Le ciel se couvre de quelques nuages clairs quand il s'agit des entrées de tous ces films acclamés par les professionnels et la critique. J'accuse et Les Misérables ont dépassé les 1,3 million d'entrées et Grâce à Dieu a séduit plus de 900000 spectateurs. Tous les autres ont plus ou moins limiter la casse avec des scores honnêtes dans le circuit art et essai, sans réaliser d'exploit.

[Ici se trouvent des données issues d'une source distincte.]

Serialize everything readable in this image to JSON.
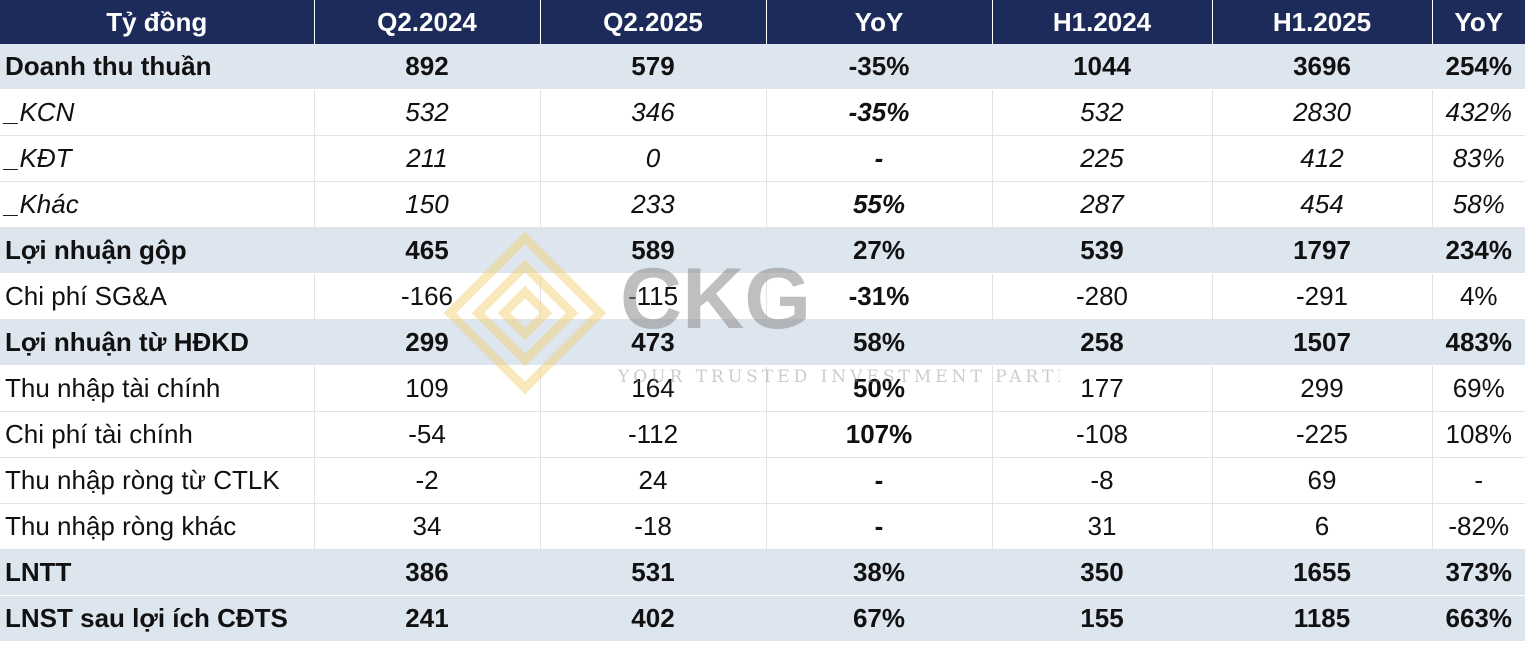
{
  "watermark": {
    "brand": "CKG",
    "tagline": "YOUR TRUSTED INVESTMENT PARTNER"
  },
  "table": {
    "headers": [
      "Tỷ đồng",
      "Q2.2024",
      "Q2.2025",
      "YoY",
      "H1.2024",
      "H1.2025",
      "YoY"
    ],
    "rows": [
      {
        "style": "bold",
        "cells": [
          "Doanh thu thuần",
          "892",
          "579",
          "-35%",
          "1044",
          "3696",
          "254%"
        ]
      },
      {
        "style": "italic",
        "cells": [
          "_KCN",
          "532",
          "346",
          "-35%",
          "532",
          "2830",
          "432%"
        ]
      },
      {
        "style": "italic",
        "cells": [
          "_KĐT",
          "211",
          "0",
          "-",
          "225",
          "412",
          "83%"
        ]
      },
      {
        "style": "italic",
        "cells": [
          "_Khác",
          "150",
          "233",
          "55%",
          "287",
          "454",
          "58%"
        ]
      },
      {
        "style": "bold",
        "cells": [
          "Lợi nhuận gộp",
          "465",
          "589",
          "27%",
          "539",
          "1797",
          "234%"
        ]
      },
      {
        "style": "normal",
        "cells": [
          "Chi phí SG&A",
          "-166",
          "-115",
          "-31%",
          "-280",
          "-291",
          "4%"
        ]
      },
      {
        "style": "bold",
        "cells": [
          "Lợi nhuận từ HĐKD",
          "299",
          "473",
          "58%",
          "258",
          "1507",
          "483%"
        ]
      },
      {
        "style": "normal",
        "cells": [
          "Thu nhập tài chính",
          "109",
          "164",
          "50%",
          "177",
          "299",
          "69%"
        ]
      },
      {
        "style": "normal",
        "cells": [
          "Chi phí tài chính",
          "-54",
          "-112",
          "107%",
          "-108",
          "-225",
          "108%"
        ]
      },
      {
        "style": "normal",
        "cells": [
          "Thu nhập ròng từ CTLK",
          "-2",
          "24",
          "-",
          "-8",
          "69",
          "-"
        ]
      },
      {
        "style": "normal",
        "cells": [
          "Thu nhập ròng khác",
          "34",
          "-18",
          "-",
          "31",
          "6",
          "-82%"
        ]
      },
      {
        "style": "bold",
        "cells": [
          "LNTT",
          "386",
          "531",
          "38%",
          "350",
          "1655",
          "373%"
        ]
      },
      {
        "style": "bold",
        "cells": [
          "LNST sau lợi ích CĐTS",
          "241",
          "402",
          "67%",
          "155",
          "1185",
          "663%"
        ]
      }
    ]
  }
}
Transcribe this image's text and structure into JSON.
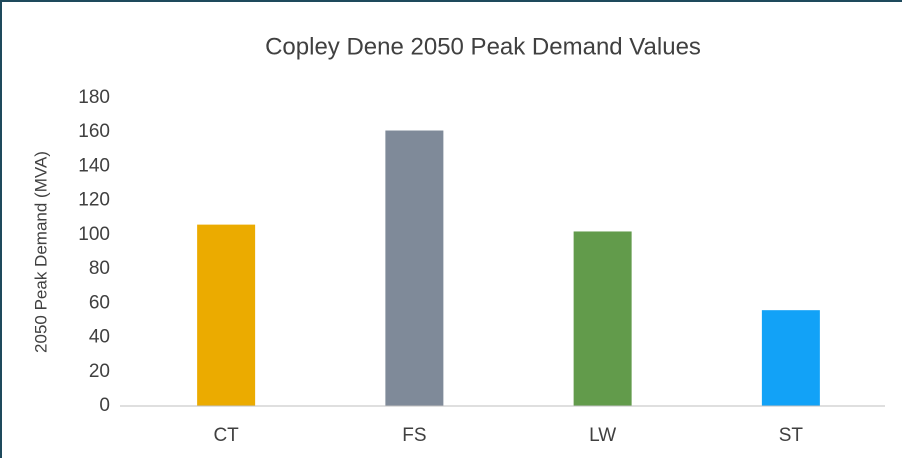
{
  "chart_data": {
    "type": "bar",
    "title": "Copley Dene 2050 Peak Demand Values",
    "y_label": "2050 Peak Demand (MVA)",
    "categories": [
      "CT",
      "FS",
      "LW",
      "ST"
    ],
    "values": [
      106,
      161,
      102,
      56
    ],
    "colors": [
      "#ebab00",
      "#7f8a99",
      "#629b4b",
      "#12a2f7"
    ],
    "ylim": [
      0,
      180
    ],
    "yticks": [
      0,
      20,
      40,
      60,
      80,
      100,
      120,
      140,
      160,
      180
    ],
    "grid": false
  }
}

Dans un contexte favorable - la fréquentation des salles de cinéma connaît une belle hausse cette année en France, à plus de 200 millions de tickets -, le cinéma français n'affiche que 33-34% de part de marché. Un seul film français se classe dans les 10 films les plus vus. Quatre films français ont dépassé les 2 millions d'entrées. La variété paye, mais elle ne fédère que très peu. 15 films hexagonaux sont millionnaires, ce qui n'est pas su mal, et 26 au total ont franchi la barre des 700000 spectateurs. Ce n'est pas un mauvais score en soi.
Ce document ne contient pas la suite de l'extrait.